Roteiro para revisar a estrutura antes da próxima proposta
- Congele a definição, não as decisões: registre como mínimo, ponto médio, teto e amplitude são calculados hoje.
- Limpe a base: confira salário-base, carga horária, moeda, data e pessoas afastadas ou em transição.
- Revalide cargos e níveis: compare trabalho real, não apenas títulos.
- Documente a fonte externa: cargo, localidade, data, população e composição da remuneração.
- Calcule as faixas: aplique uma única convenção e faça a conta inversa para conferir.
- Plote os salários: identifique pessoas abaixo do mínimo, acima do teto e grupos comprimidos.
- Simule o custo: estime correções imediatas, transição e impacto nas próximas contratações.
- Defina governança: estabeleça quem pode abrir exceção, quais evidências são exigidas e quando a faixa será revista.
- Comunique limites: explique que posição na faixa não gera aumento automático e que progressão depende de critérios combinados.
A decisão que fecha o ciclo
A faixa está pronta quando o RH consegue explicar a fórmula, a origem do ponto médio, o critério de posicionamento e o tratamento das exceções. Se uma dessas respostas depende de “sempre fizemos assim”, a estrutura ainda precisa de trabalho.
Perguntas frequentes sobre faixa salarial
O ponto médio é o salário ideal?
Não.

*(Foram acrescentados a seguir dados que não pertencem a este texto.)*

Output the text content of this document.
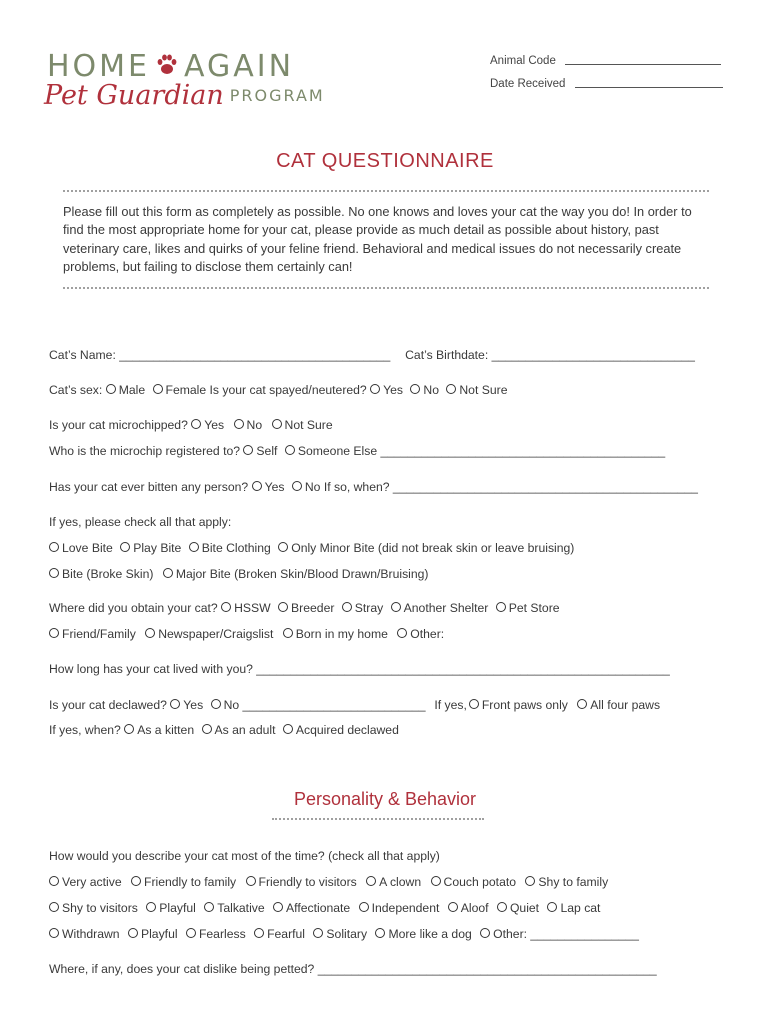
HOME AGAIN
Pet Guardian PROGRAM
Animal Code
Date Received
CAT QUESTIONNAIRE
Please fill out this form as completely as possible. No one knows and loves your cat the way you do! In order to find the most appropriate home for your cat, please provide as much detail as possible about history, past veterinary care, likes and quirks of your feline friend. Behavioral and medical issues do not necessarily create problems, but failing to disclose them certainly can!
Cat’s Name: ________________________________________ Cat’s Birthdate: ______________________________
Cat’s sex: Male Female Is your cat spayed/neutered? Yes No Not Sure
Is your cat microchipped? Yes No Not Sure
Who is the microchip registered to? Self Someone Else __________________________________________
Has your cat ever bitten any person? Yes No If so, when? _____________________________________________
If yes, please check all that apply:
Love Bite Play Bite Bite Clothing Only Minor Bite (did not break skin or leave bruising)
Bite (Broke Skin) Major Bite (Broken Skin/Blood Drawn/Bruising)
Where did you obtain your cat? HSSW Breeder Stray Another Shelter Pet Store
Friend/Family Newspaper/Craigslist Born in my home Other:
How long has your cat lived with you? _____________________________________________________________
Is your cat declawed? Yes No ___________________________ If yes, Front paws only All four paws
If yes, when? As a kitten As an adult Acquired declawed
Personality & Behavior
How would you describe your cat most of the time? (check all that apply)
Very active Friendly to family Friendly to visitors A clown Couch potato Shy to family
Shy to visitors Playful Talkative Affectionate Independent Aloof Quiet Lap cat
Withdrawn Playful Fearless Fearful Solitary More like a dog Other: ________________
Where, if any, does your cat dislike being petted? __________________________________________________
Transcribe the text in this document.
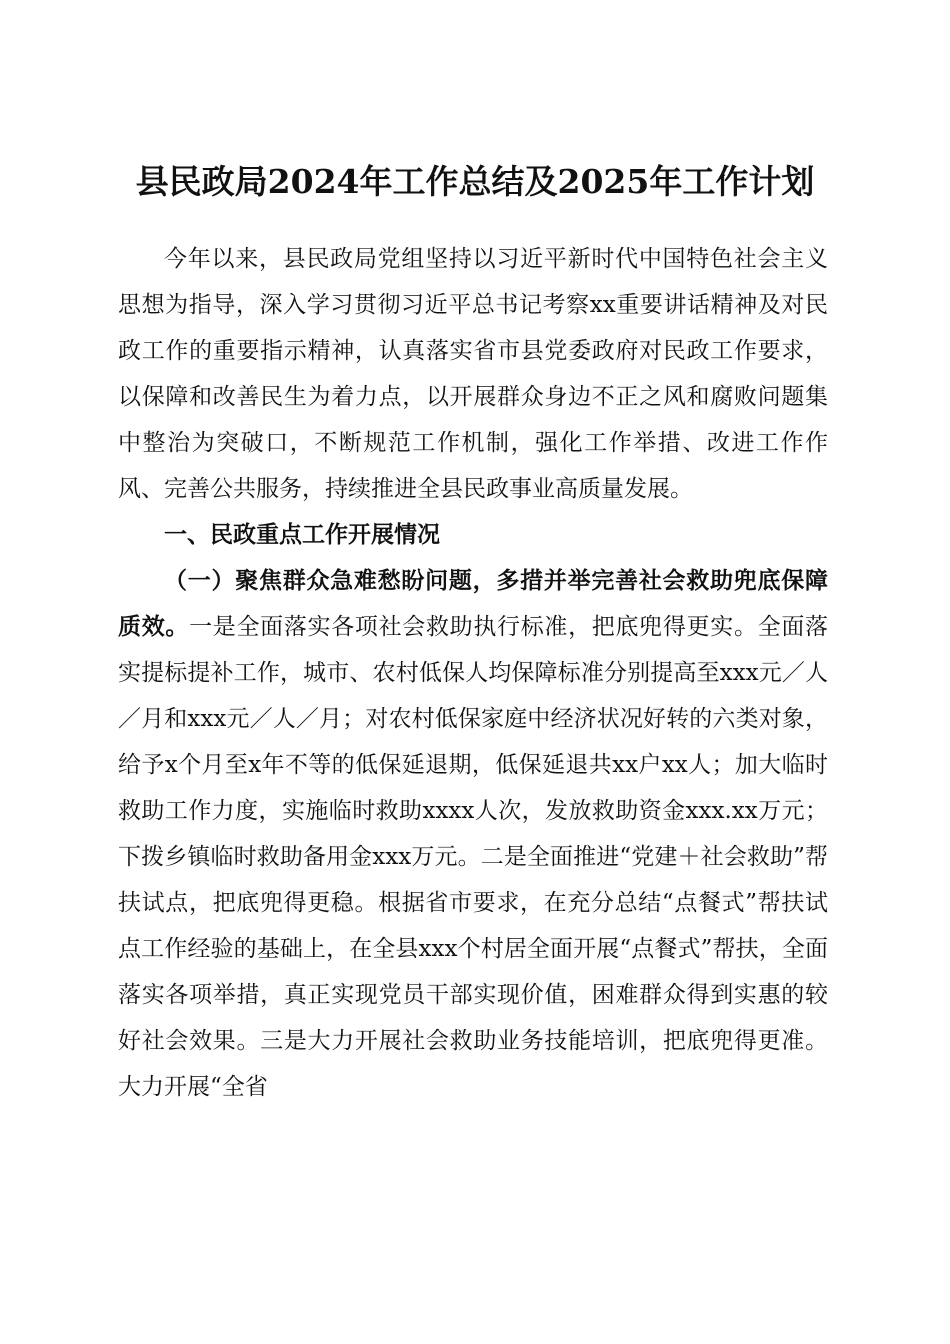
县民政局2024年工作总结及2025年工作计划

今年以来，县民政局党组坚持以习近平新时代中国特色社会主义思想为指导，深入学习贯彻习近平总书记考察xx重要讲话精神及对民政工作的重要指示精神，认真落实省市县党委政府对民政工作要求，以保障和改善民生为着力点，以开展群众身边不正之风和腐败问题集中整治为突破口，不断规范工作机制，强化工作举措、改进工作作风、完善公共服务，持续推进全县民政事业高质量发展。

一、民政重点工作开展情况

（一）聚焦群众急难愁盼问题，多措并举完善社会救助兜底保障质效。一是全面落实各项社会救助执行标准，把底兜得更实。全面落实提标提补工作，城市、农村低保人均保障标准分别提高至xxx元／人／月和xxx元／人／月；对农村低保家庭中经济状况好转的六类对象，给予x个月至x年不等的低保延退期，低保延退共xx户xx人；加大临时救助工作力度，实施临时救助xxxx人次，发放救助资金xxx.xx万元；下拨乡镇临时救助备用金xxx万元。二是全面推进“党建＋社会救助”帮扶试点，把底兜得更稳。根据省市要求，在充分总结“点餐式”帮扶试点工作经验的基础上，在全县xxx个村居全面开展“点餐式”帮扶，全面落实各项举措，真正实现党员干部实现价值，困难群众得到实惠的较好社会效果。三是大力开展社会救助业务技能培训，把底兜得更准。大力开展“全省
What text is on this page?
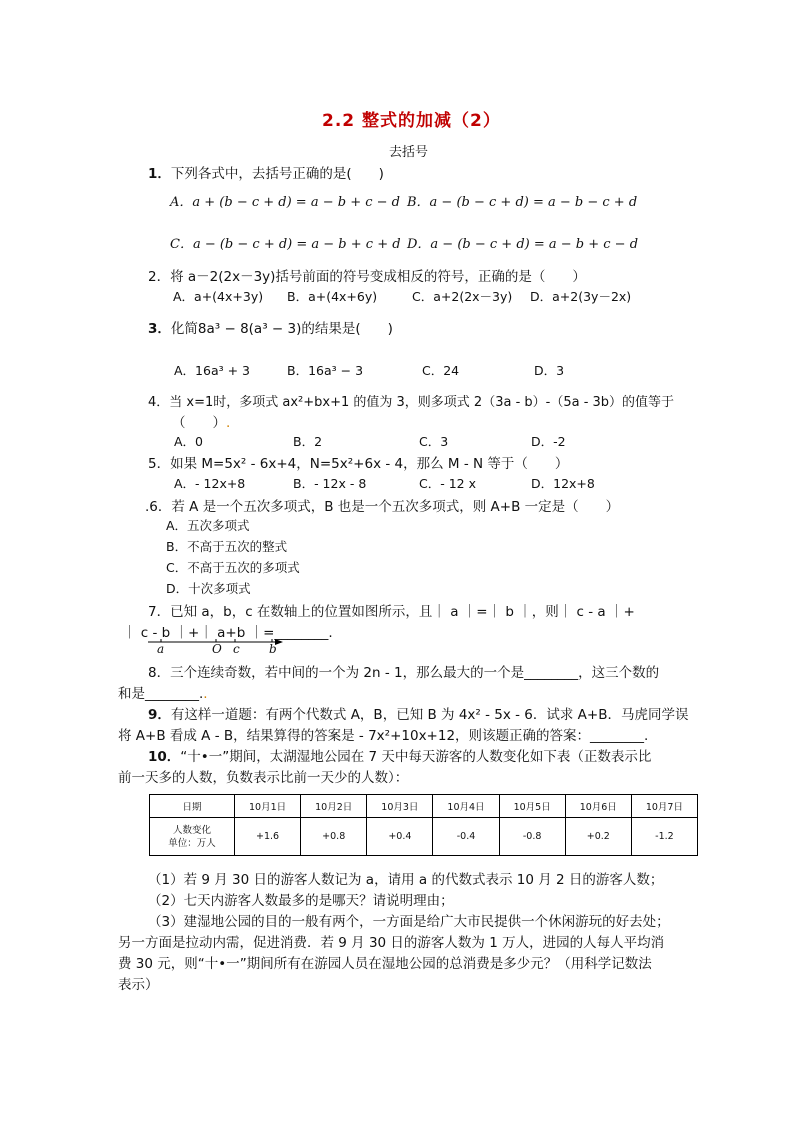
2.2 整式的加减（2）
去括号
1．下列各式中，去括号正确的是(　　)
A．a + (b − c + d) = a − b + c − d B．a − (b − c + d) = a − b − c + d
C．a − (b − c + d) = a − b + c + d D．a − (b − c + d) = a − b + c − d
2．将 a－2(2x－3y)括号前面的符号变成相反的符号，正确的是（　　）
A．a+(4x+3y) B．a+(4x+6y)	C．a+2(2x－3y) D．a+2(3y－2x)
3．化简8a³ − 8(a³ − 3)的结果是(　　)
A．16a³ + 3	B．16a³ − 3	C．24	D．3
4．当 x=1时，多项式 ax²+bx+1 的值为 3，则多项式 2（3a - b）-（5a - 3b）的值等于
（　　）.
A．0	B．2	C．3	D．-2
5．如果 M=5x² - 6x+4，N=5x²+6x - 4，那么 M - N 等于（　　）
A．- 12x+8	B．- 12x - 8	C．- 12 x	D．12x+8
.6．若 A 是一个五次多项式，B 也是一个五次多项式，则 A+B 一定是（　　）
A．五次多项式
B．不高于五次的整式
C．不高于五次的多项式
D．十次多项式
7．已知 a，b，c 在数轴上的位置如图所示，且｜ a ｜=｜ b ｜，则｜ c - a ｜+
｜ c - b ｜+｜ a+b ｜=________.
a	O c b
8．三个连续奇数，若中间的一个为 2n - 1，那么最大的一个是________，这三个数的
和是________..
9．有这样一道题：有两个代数式 A，B，已知 B 为 4x² - 5x - 6．试求 A+B．马虎同学误
将 A+B 看成 A - B，结果算得的答案是 - 7x²+10x+12，则该题正确的答案：________.
10．“十•一”期间，太湖湿地公园在 7 天中每天游客的人数变化如下表（正数表示比
前一天多的人数，负数表示比前一天少的人数）：
日期	10月1日	10月2日	10月3日	10月4日	10月5日	10月6日	10月7日

人数变化
单位：万人	+1.6	+0.8	+0.4	-0.4	-0.8	+0.2	-1.2
（1）若 9 月 30 日的游客人数记为 a，请用 a 的代数式表示 10 月 2 日的游客人数；
（2）七天内游客人数最多的是哪天？请说明理由；
（3）建湿地公园的目的一般有两个，一方面是给广大市民提供一个休闲游玩的好去处；
另一方面是拉动内需，促进消费．若 9 月 30 日的游客人数为 1 万人，进园的人每人平均消
费 30 元，则“十•一”期间所有在游园人员在湿地公园的总消费是多少元？（用科学记数法
表示）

Ele é uma referência central para o cargo ou nível. O salário individual depende de critérios documentados, equidade interna, domínio do escopo e política da empresa.
Quem está abaixo do ponto médio está necessariamente mal pago?
Não necessariamente. A posição pode ser coerente para alguém em desenvolvimento dentro do nível, desde que os critérios sejam claros e aplicados de forma consistente. Também pode revelar distorção; o indicador sozinho não resolve a dúvida.
É possível usar a média dos salários atuais como ponto médio?
Ela pode servir como diagnóstico, mas não deveria virar referência sem avaliar cargos, níveis, mercado e distorções históricas. Caso contrário, a empresa transforma o passado em política.
Qual amplitude salarial devo usar?
Não há percentual universal. A amplitude deve refletir o espaço de desenvolvimento no nível, a separação entre níveis, a estratégia remuneratória e a capacidade orçamentária. Registre sempre a fórmula usada.
Faixa salarial evita desigualdade?
Ela melhora a consistência e a explicabilidade, mas não garante igualdade. É necessário analisar resultados por grupos, documentar critérios, investigar diferenças e corrigir decisões sem justificativa sustentável.
Faixa salarial boa não é a que produz uma planilha bonita. É a que reduz improviso sem esconder nuance. Quando mínimo, ponto médio e teto têm significado, o RH ganha uma linguagem comum para contratar, promover e reajustar com mais coerência.